In the aftermath of the events that unfolded on August 16, 2023, a palpable surge in animosity among Muslims towards Christians has emerged. This escalation has unveiled unsettling observations: radical factions like Tehreek-e-Labbaik Pakistan are unabashedly embracing a more belligerent posture against the Pakistani Christian community. The preceding week alone witnessed the desecration of churches, the destruction of Christian homes, and the unjust branding of numerous Christians as blasphemers. Alarming still, these radical elements persist in targeting Christians through diverse methods.

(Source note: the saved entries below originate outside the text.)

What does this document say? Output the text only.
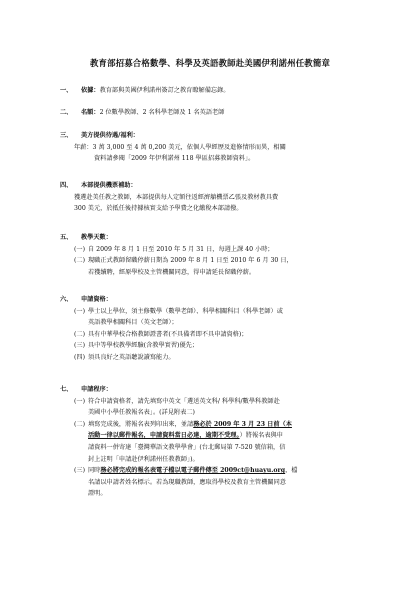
教育部招募合格數學、科學及英語教師赴美國伊利諾州任教簡章
一、 依據：教育部與美國伊利諾州簽訂之教育瞭解備忘錄。
二、 名額：2 位數學教師、2 名科學老師及 1 名英語老師
三、 美方提供待遇/福利：
年薪：3 萬 3,000 至 4 萬 0,200 美元，依個人學經歷及進修情形而異，相關
資料請參閱「2009 年伊利諾州 118 學區招募教師資料」。
四、 本部提供機票補助：
獲遴赴美任教之教師，本部提供每人定額往返經濟艙機票乙張及教材教具費
300 美元，於抵任後持據核實支給予學費之化繳稅本部請撥。
五、 教學天數：
(一) 自 2009 年 8 月 1 日至 2010 年 5 月 31 日，每週上課 40 小時；
(二) 現職正式教師留職停薪日期為 2009 年 8 月 1 日至 2010 年 6 月 30 日，
若獲續聘，經原學校及主管機關同意，得申請延長留職停薪。
六、 申請資格：
(一) 學士以上學位，須主修數學（數學老師）、科學相關科目（科學老師）或
英語教學相關科目（英文老師）；
(二) 具有中華學校合格教師證書者(不具備者即不具申請資格)；
(三) 具中等學校教學經驗(含教學實習)優先；
(四) 須具良好之英語聽說讀寫能力。
七、 申請程序：
(一) 符合申請資格者，請先填寫中英文「遴送英文科/ 科學科/數學科教師赴
美國中小學任教報名表」。(詳見附表二)
(二) 填寫完成後，將報名表列印出來，並請務必於 2009 年 3 月 23 日前（本
活動一律以郵件報名，申請資料當日必達，逾期不受理。）將報名表與申
請資料一併寄達「臺灣華語文教學學會」(台北郵局第 7-520 號信箱，信
封上註明「申請赴伊利諾州任教教師」)。
(三) 同時務必將完成的報名表電子檔以電子郵件傳至 2009ct@huayu.org，檔
名請以申請者姓名標示。若為現職教師，應取得學校及教育主管機關同意
證明。
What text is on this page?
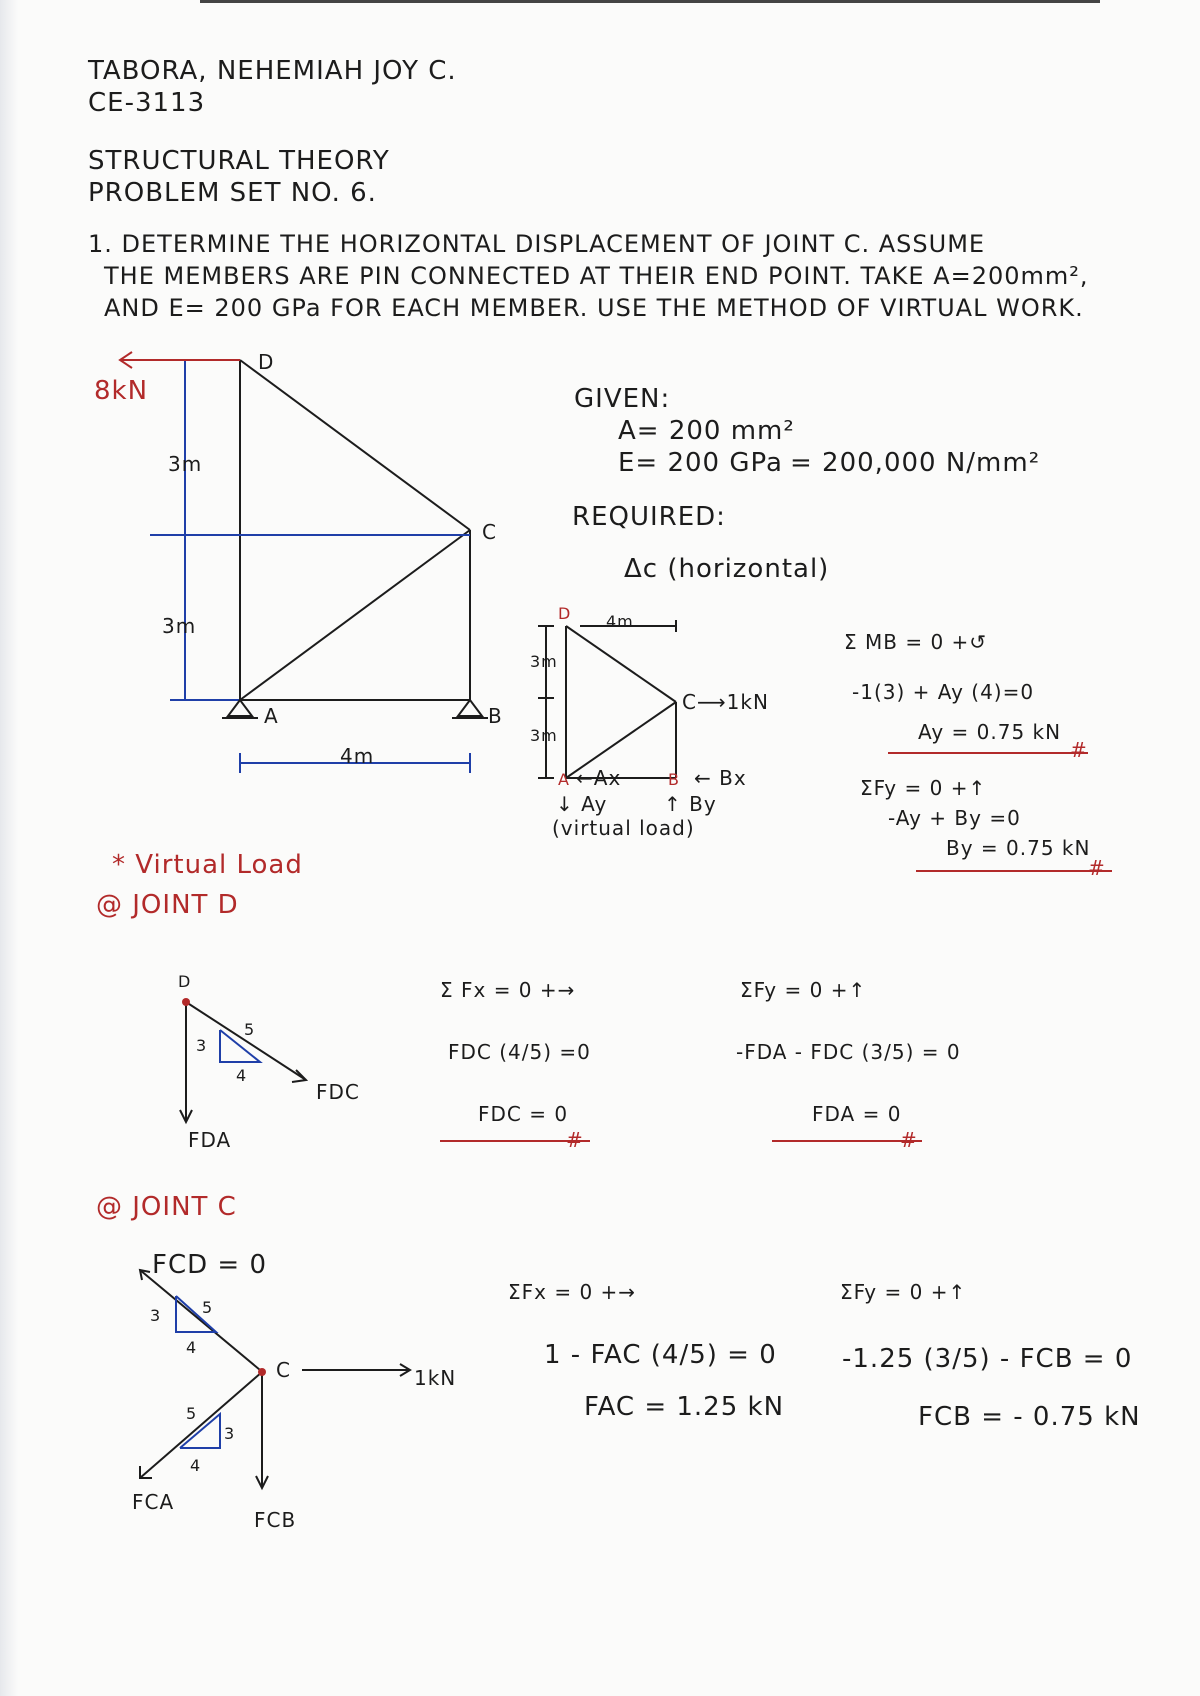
TABORA, NEHEMIAH JOY C.
CE-3113
STRUCTURAL THEORY
PROBLEM SET NO. 6.
1. DETERMINE THE HORIZONTAL DISPLACEMENT OF JOINT C. ASSUME
THE MEMBERS ARE PIN CONNECTED AT THEIR END POINT. TAKE A=200mm²,
AND E= 200 GPa FOR EACH MEMBER. USE THE METHOD OF VIRTUAL WORK.
8kN
3m
3m
4m
D
C
A	B
GIVEN:
A= 200 mm²
E= 200 GPa = 200,000 N/mm²
REQUIRED:
Δc (horizontal)
D 4m
3m
3m
C⟶1kN
A ←Ax	B ← Bx
↓ Ay	↑ By
(virtual load)
Σ MB = 0 +↺
-1(3) + Ay (4)=0
Ay = 0.75 kN
#
ΣFy = 0 +↑
-Ay + By =0
By = 0.75 kN
#
* Virtual Load
@ JOINT D
D
3
5
4
FDC
FDA
Σ Fx = 0 +→
FDC (4/5) =0
FDC = 0
#
ΣFy = 0 +↑
-FDA - FDC (3/5) = 0
FDA = 0
#
@ JOINT C
FCD = 0
3	5
4
5
3
4
C	1kN
FCA
FCB
ΣFx = 0 +→
1 - FAC (4/5) = 0
FAC = 1.25 kN
ΣFy = 0 +↑
-1.25 (3/5) - FCB = 0
FCB = - 0.75 kN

Recent times have borne witness to an alarming escalation in the persecution of Christians in Pakistan. Instances of prejudice, brutality, and meticulously targeted intimidation have multiplied, casting a shadow over the Christian populace. Among the distressing episodes, the defilement of churches with provocative slogans, including ‘YA Allah YA Rasool’ (‘O Allah, O Messenger’), Muhammad is Last Prophet, Allahu Akbar, Subhan Allah,and the insidious manipulation of blasphemy laws to falsely implicate Christians have sown an environment of dread and fragility. This predicament underscores the exigency of safeguarding Christians and guaranteeing the security of all other religious minorities dwelling within Pakistan.

Central Brooks Memorial Church in Karachi Pakistan, Dioceses of Karachi and Balochistan Church of Pakistan

In the current scenario, any attempt by Christians to remove the aforementioned slogan from church walls presents a precarious predicament. Such an act could be misconstrued as an act of blasphemy, potentially leading to severe consequences, or it could trigger retaliatory attacks on the churches. Christians find themselves entangled in a complex web of challenges, seemingly left to navigate these issues unassisted. Remarkably, the local government has yet to address or acknowledge the actions undertaken by these Muslim groups.

Presbyterian Church at Rehmat town Satyana Road Faisalabad

In the face of these mounting challenges, the government’s efforts to contain the virulent factions that propagate hatred against Christians and other religious minorities have been notably feeble. Over the last two decades, the surge in violence targeting Christians has reached alarming proportions. Yet, the lamentable truth remains—no substantial measures have been instituted thus far. In the wake of every onslaught against Christians and minority groups, the Pakistani authorities often resort to facile explanations, attributing sinister foreign agendas or conspiratorial plots designed to stoke enmity within the nation. However, even to the casual observer, it’s apparent that the prevailing quagmire is the upshot of strategic blunders and policies adopted by previous administrations.

Dating back to the 1970s, Pakistan has been nurturing and incubating such factions, with the goal of advancing the jihadist tenets of Islam. Paradoxically, the present landscape reveals a situation where the very establishments seeking to curb these groups now grapple with their overwhelming influence, having mushroomed uncontrollably within the fabric of society.

Now is the pivotal moment for the international community, human rights groups, and, notably, world leaders to take action. It is incumbent upon them to proactively foster environments where the safety and well-being of all religious minorities, including Christians in Pakistan, are not just respected but assured.